No words, no mere utterances of lowly mortals can begin to describe the rapture of this harvest.
On the left, an almost ripe, pink pleated heirloom Zapotec. On the right, the pleated wonder of a fully ripe pink heirloom Zapotec. * sigh *
The Black Princes, lovely and splendidly flavoured, were unable to make it intact to the photo shoot. The Reaper is not big on delayed gratification.
So now I stalk the strip-ed Brandywines, following their every movement, listening to their plans to escape their doom, dispersing their feeble attempts to group together and trip me in the bark mulch. It is inevitable. They know this. And still they plot to avoid their Fate by staying green so damn long that they think I will lose interest and go away.
Silly Brandywines, sheltered heirlooms that they are, lacking in the hybrid's street sense that outwitting the Reaper is impossible. They smile and pretend they don't see me, la la la la la and play their stupid heirloom tomato games. What do you expect from such upper-crust stock, always being catered to, protected, hand-watered like pansies, out of touch with the grim reality of life in an urban garden? What do they think the Squirrels will do to them? Well, I can tell you, what! They will visit upon those pompous Brandywines a slow torture the likes of which they've never seen, a nibble here, a nibble there, pulling them from their fellows, stretching their stems, swinging from them like drunken sailors from chandeliers. Then a gang of those long tailed Inquisitors will yank that sanctimonious tomato from its bristling stem and sink its needle claws into it, then go in for the kill with its foul yellow gnashing teeth. Tumbling along the path, gathering dirt and bark and squirrel spit along the way, that now-humbled Brandywine will cry all the way to the compost pile, boo hoo hoo, where he now thinks the punishment is over, how low he has fallen, oh how he misses his tender loving gardener.

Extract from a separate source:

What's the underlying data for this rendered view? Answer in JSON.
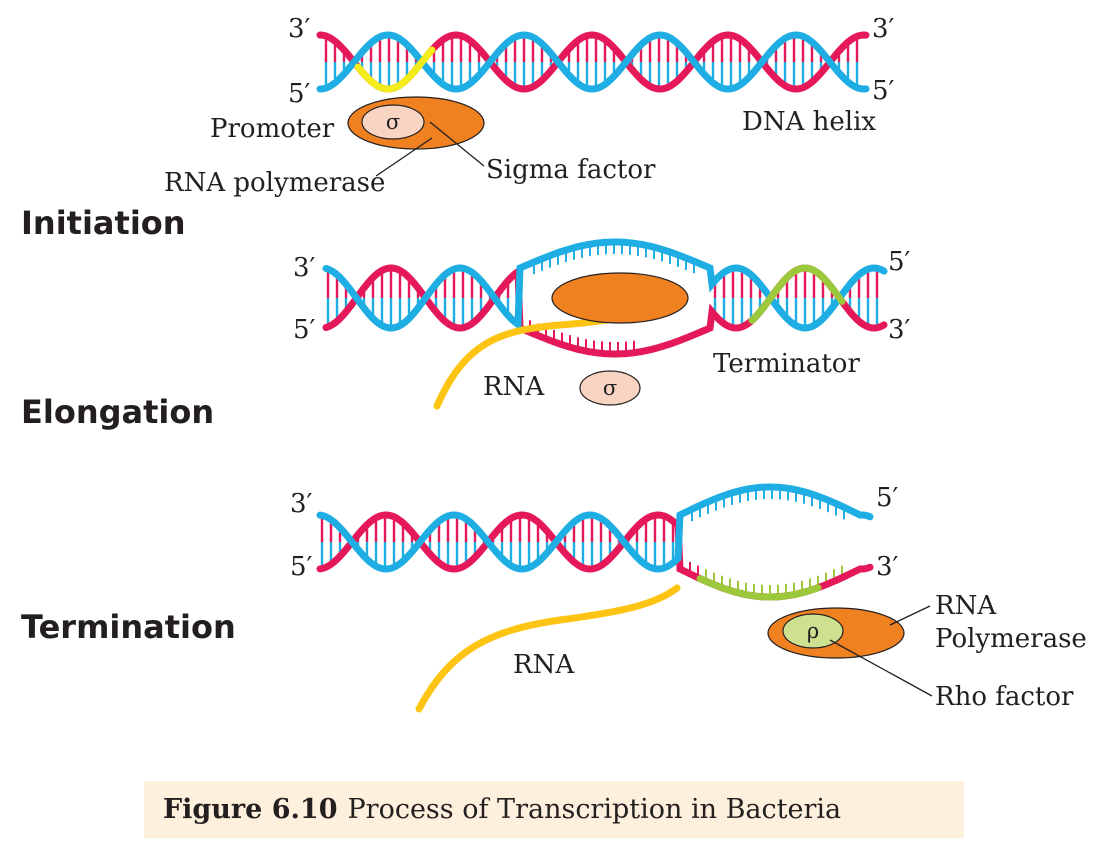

But it isn't over. Oh, no no no. Night falls. The whimpers of the injured Brandywine have quieted, and he's thinking of how his progeny will be sprouting next spring in this disreputable spot, but he at least will live on somehow. A small solace upon his deathbed. His tears dry, and he's comforted that it's so quiet. Peaceful.
Then, a rustle, and a scamper over the fence, thump. Could it be, that damned squirrel again, oh the humiliation of it all! But, no. So dark, so evil, so menacing---it is El Rato!! The glint in the darkness comes closer and closer, above which appears beady narrowed eyes and forward-pointing whiskers. The breath is horrible and the black bony claws grasping the helpless tomato are caked with the lost souls of now-forgotten garden victims. The Brandywine has no chance of escape now, and dies beneath this rodent vampire like the wimpy little twit he was all along.
Tomatoes, surrender to your fate! Resistance is FUTILE!!